To extensively evaluate the peptides for diagnostic application, a larger cohort (Cohort 2, Table 1) of samples was screened with a revised peptide microarray that contained only one peptide concentration (0.3 mg/mL) for high-throughput analysis. To ensure that the data generated from the different microarrays were comparable, we prepared a positive reference sample by pooling 50 randomly selected patient sera. This reference sample was then tested using all the microarrays to ensure normalization (see “Methods”). Consistent results were achieved for most of the peptides. The AUC values of IgG or IgM for each peptide were calculated, and eight peptides, S2–78 (aa 1148–1159), S1–97 (aa 577–588), S1–93 (aa 553–564), S1–101 (aa 601–612), S1–111 (aa 661–672), S2–97 (aa 1262–1273), S1–105 (aa 625–636) and S2–22 (aa 812–823), showed high performance; the AUCs of IgG or IgM against these peptides were above 0.85 for both Cohorts 1 and 2. Specifically, for Cohort 2, AUC values with 95% CIs (confidential intervals) for S2–78, S1–97, S1–93, S1–101, S1–111, S2–97, S1–105 and S2–22 were 0.99 (0.986–0.995), 0.954 (0.942–0.965), 0.934 (0.92–0.948), 0.932 (0.917–0.947), 0.929 (0.915–0.943), 0.922 (0.907–0.938), 0.909 (0.893–0.926), and 0.866 (0.846–0.886), respectively (Fig. 2A). For IgM, only S2–78 had an AUC > 0.85 of 0.953 (0.941–0.964) (Fig. 2A). As expected, IgG and IgM against both the N protein and S1 protein exhibited high performance.
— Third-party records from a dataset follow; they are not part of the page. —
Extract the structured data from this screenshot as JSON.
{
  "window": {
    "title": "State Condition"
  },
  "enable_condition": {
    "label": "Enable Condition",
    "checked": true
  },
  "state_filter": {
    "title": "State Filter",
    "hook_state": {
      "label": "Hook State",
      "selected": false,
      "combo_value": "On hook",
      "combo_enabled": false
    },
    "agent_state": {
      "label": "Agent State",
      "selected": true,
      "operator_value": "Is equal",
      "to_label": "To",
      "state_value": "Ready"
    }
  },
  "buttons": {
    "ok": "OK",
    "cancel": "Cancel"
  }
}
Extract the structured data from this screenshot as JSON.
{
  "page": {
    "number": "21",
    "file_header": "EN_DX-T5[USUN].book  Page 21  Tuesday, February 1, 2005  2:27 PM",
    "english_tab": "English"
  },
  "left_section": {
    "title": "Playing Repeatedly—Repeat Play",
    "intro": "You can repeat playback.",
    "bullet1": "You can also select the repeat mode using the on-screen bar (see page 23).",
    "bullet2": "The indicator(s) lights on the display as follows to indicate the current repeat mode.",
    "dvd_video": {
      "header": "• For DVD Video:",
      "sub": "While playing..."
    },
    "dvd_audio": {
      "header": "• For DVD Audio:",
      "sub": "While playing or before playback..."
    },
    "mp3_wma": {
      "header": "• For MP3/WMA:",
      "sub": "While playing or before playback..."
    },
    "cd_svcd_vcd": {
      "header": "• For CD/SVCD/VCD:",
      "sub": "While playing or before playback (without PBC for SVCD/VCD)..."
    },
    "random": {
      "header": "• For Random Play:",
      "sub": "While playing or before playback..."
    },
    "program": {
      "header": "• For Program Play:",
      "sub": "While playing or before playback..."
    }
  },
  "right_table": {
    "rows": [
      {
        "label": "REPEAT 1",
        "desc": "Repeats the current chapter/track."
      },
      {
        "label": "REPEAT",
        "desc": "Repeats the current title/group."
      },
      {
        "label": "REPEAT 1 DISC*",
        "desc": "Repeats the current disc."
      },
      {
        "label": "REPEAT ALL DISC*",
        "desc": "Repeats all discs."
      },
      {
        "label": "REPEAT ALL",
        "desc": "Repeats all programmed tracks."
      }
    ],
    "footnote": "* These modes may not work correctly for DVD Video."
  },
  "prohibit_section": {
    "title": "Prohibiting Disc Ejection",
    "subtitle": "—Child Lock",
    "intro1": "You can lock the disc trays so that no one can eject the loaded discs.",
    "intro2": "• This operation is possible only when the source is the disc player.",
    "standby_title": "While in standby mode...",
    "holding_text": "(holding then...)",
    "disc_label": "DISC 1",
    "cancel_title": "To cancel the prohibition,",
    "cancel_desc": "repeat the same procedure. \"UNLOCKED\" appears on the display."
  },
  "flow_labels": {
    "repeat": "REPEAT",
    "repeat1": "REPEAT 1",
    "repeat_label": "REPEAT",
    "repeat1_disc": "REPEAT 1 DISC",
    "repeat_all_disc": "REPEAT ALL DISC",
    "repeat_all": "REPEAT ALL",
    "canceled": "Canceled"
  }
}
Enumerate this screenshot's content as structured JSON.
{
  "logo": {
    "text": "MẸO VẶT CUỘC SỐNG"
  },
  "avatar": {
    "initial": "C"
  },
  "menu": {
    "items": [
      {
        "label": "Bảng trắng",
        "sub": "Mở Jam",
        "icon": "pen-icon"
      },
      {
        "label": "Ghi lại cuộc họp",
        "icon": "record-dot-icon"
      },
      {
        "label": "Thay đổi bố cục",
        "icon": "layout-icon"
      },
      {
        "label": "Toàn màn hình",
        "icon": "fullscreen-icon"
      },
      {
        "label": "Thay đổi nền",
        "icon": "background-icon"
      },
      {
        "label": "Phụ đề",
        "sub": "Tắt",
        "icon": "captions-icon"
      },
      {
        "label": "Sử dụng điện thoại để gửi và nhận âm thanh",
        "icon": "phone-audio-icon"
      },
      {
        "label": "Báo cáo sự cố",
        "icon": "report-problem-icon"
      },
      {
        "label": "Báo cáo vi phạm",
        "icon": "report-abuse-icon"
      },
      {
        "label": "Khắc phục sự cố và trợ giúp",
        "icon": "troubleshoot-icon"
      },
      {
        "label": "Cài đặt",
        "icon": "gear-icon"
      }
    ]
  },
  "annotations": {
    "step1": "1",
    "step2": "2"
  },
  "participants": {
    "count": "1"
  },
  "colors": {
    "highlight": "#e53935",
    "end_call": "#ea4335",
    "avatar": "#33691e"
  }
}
We further examined antibody responses in different groups for each peptide (Fig. 2B–E, Supplementary Fig. S1). Consistently, the signals for the COVID-19 group were significantly higher than those for the negative control samples in all groups. It was noted that in the group of COVID-19 patients, the signal intensity for S1 IgG was generally higher than that for any single peptide, which may be because there are multiple antibody binding sites on the S1 protein. However, a slightly higher signal was also observed in the control group for protein antigens, demonstrating the occurrence of nonspecific binding; nevertheless, this largely did not occur for the synthetic peptides. Overall, more sensitive detection platforms or higher antigen concentrations might improve the performance of peptides for diagnosis.

Fig. 2
figure 2

Evaluation of significant peptides using Cohort 2. A ROC (receiver operating characteristic) curves of peptides or proteins for discriminating the COVID-19 group (n = 729) and the control group (n = 542). AUC values with 95% CIs (confidential intervals) are provided for all the peptides and proteins. Signal distributions of anti-S1 IgG (B), anti-S2–78 (aa 1148–1159) IgG (C), anti-S1–97 (aa 577–588) IgG (D) and anti-S1–93 (aa 553–564) (E) in the COVID-19 patient (blue) and control groups (yellow). The sample size is indicated for each group. URI upper respiratory infection, AID patients with autoimmune diseases

The diagnostic performance of S2–78 (aa 1148–1159) IgG is comparable to that of S1 IgG for COVID-19 patients

We next focused on S2–78 (aa 1148–1159), the peptide with the best detection performance. The optimal Youden index of the ROC (receiver operating characteristic) curve was used to set the cutoff value. The specificity, sensitivity and overall accuracy (95% CI) of S2–78 IgG for the detection of COVID-19 were 96.7 (94.8–98.0%), 95.5% (93.7–96.9%) and 96% (94.8–97%), respectively, slightly lower than those of the S1 IgG (Table 2). Since serological testing is essential for population screening, we calculated the PPV (positive predictive value) and NPV (negative predictive value) for two assumed prevalence rates: one of 0.04 for the general population, originating from the situations in Wuhan, China21 and the Netherlands22; and another of 0.5 for a high-risk population.7 For a prevalence rate of 0.5, both the PPV and NPV of S2–78 IgG were similar to those of S1 IgG. However, for a prevalence rate of 0.04, the PPV was only 54.7%, whereas the NPV was extremely high, suggesting that the S2–78 antibody detection may effectively exclude negative cases and generate a high false positive detection rate at a low prevalence rate. Nonetheless, for a low prevalence rate, it might be acceptable to perform additional tests by using other antigens to improve the overall performance because the number of real positives was very low.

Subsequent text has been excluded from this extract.